The moduli space of stable quotients

TL;DR

This paper introduces a new moduli space of stable quotients for sheaves on curves, providing compactifications, relations in tautological rings, and connections to Gromov-Witten theory and Calabi-Yau geometries.

Contribution

It constructs the moduli space of stable quotients, proves its properties, and relates it to Gromov-Witten invariants and classical geometric spaces.

Findings

Provides a compactification of the moduli of maps from genus 1 curves.

Establishes a virtual class and descendent invariants matching Gromov-Witten theory.

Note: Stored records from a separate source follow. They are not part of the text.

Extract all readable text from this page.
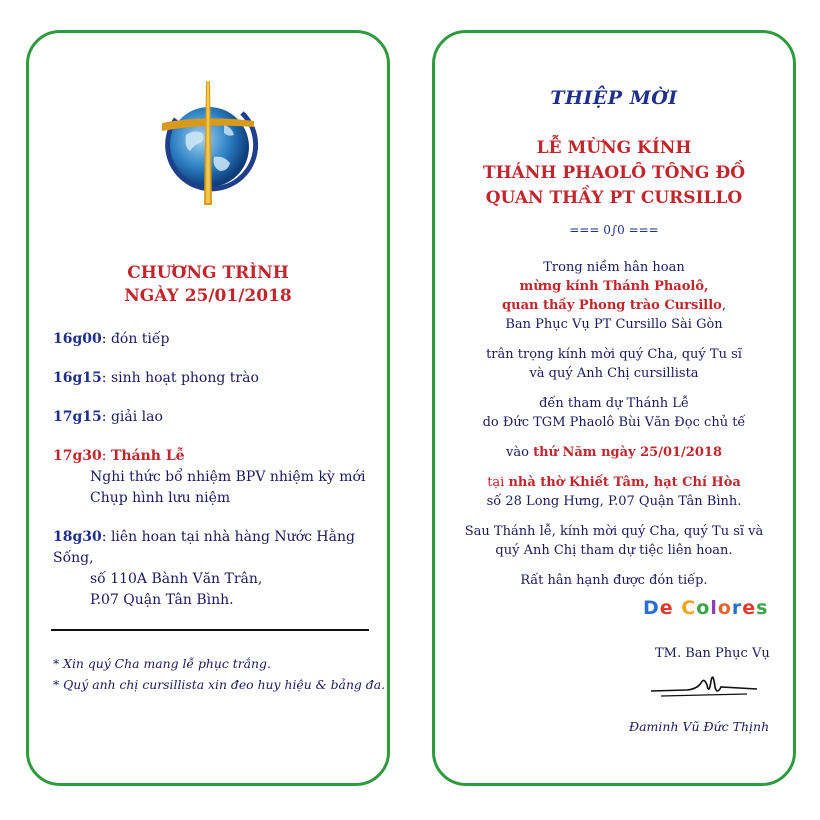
CHƯƠNG TRÌNH
NGÀY 25/01/2018
16g00: đón tiếp
16g15: sinh hoạt phong trào
17g15: giải lao
17g30: Thánh Lễ
Nghi thức bổ nhiệm BPV nhiệm kỳ mới
Chụp hình lưu niệm
18g30: liên hoan tại nhà hàng Nước Hằng Sống,
số 110A Bành Văn Trân,
P.07 Quận Tân Bình.
* Xin quý Cha mang lễ phục trắng.
* Quý anh chị cursillista xin đeo huy hiệu & bảng đa.
THIỆP MỜI
LỄ MỪNG KÍNH
THÁNH PHAOLÔ TÔNG ĐỒ
QUAN THẦY PT CURSILLO
=== 0∫0 ===
Trong niềm hân hoan
mừng kính Thánh Phaolô,
quan thầy Phong trào Cursillo,
Ban Phục Vụ PT Cursillo Sài Gòn
trân trọng kính mời quý Cha, quý Tu sĩ
và quý Anh Chị cursillista
đến tham dự Thánh Lễ
do Đức TGM Phaolô Bùi Văn Đọc chủ tế
vào thứ Năm ngày 25/01/2018
tại nhà thờ Khiết Tâm, hạt Chí Hòa
số 28 Long Hưng, P.07 Quận Tân Bình.
Sau Thánh lễ, kính mời quý Cha, quý Tu sĩ và
quý Anh Chị tham dự tiệc liên hoan.
Rất hân hạnh được đón tiếp.
De Colores
TM. Ban Phục Vụ
Đaminh Vũ Đức Thịnh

Calculates the conifold invariants aligning with stable maps.

Abstract

A moduli space of stable quotients of the rank n trivial sheaf on stable curves is introduced. Over nonsingular curves, the moduli space is Grothendieck's Quot scheme. Over nodal curves, a relative construction is made to keep the torsion of the quotient away from the singularities. New compactifications of classical spaces arise naturally: a nonsingular and irreducible compactification of the moduli of maps from genus 1 curves to projective space is obtained. Localization on the moduli of stable quotients leads to new relations in the tautological ring generalizing Brill-Noether constructions. The moduli space of stable quotients is proven to carry a canonical 2-term obstruction theory and thus a virtual class. The resulting system of descendent invariants is proven to equal the Gromov-Witten theory of the Grassmannian in all genera. Stable quotients can also be used to study Calabi-Yau geometries. The conifold is calculated to agree with stable maps. Several questions about the behavior of stable quotients for arbitrary targets are raised.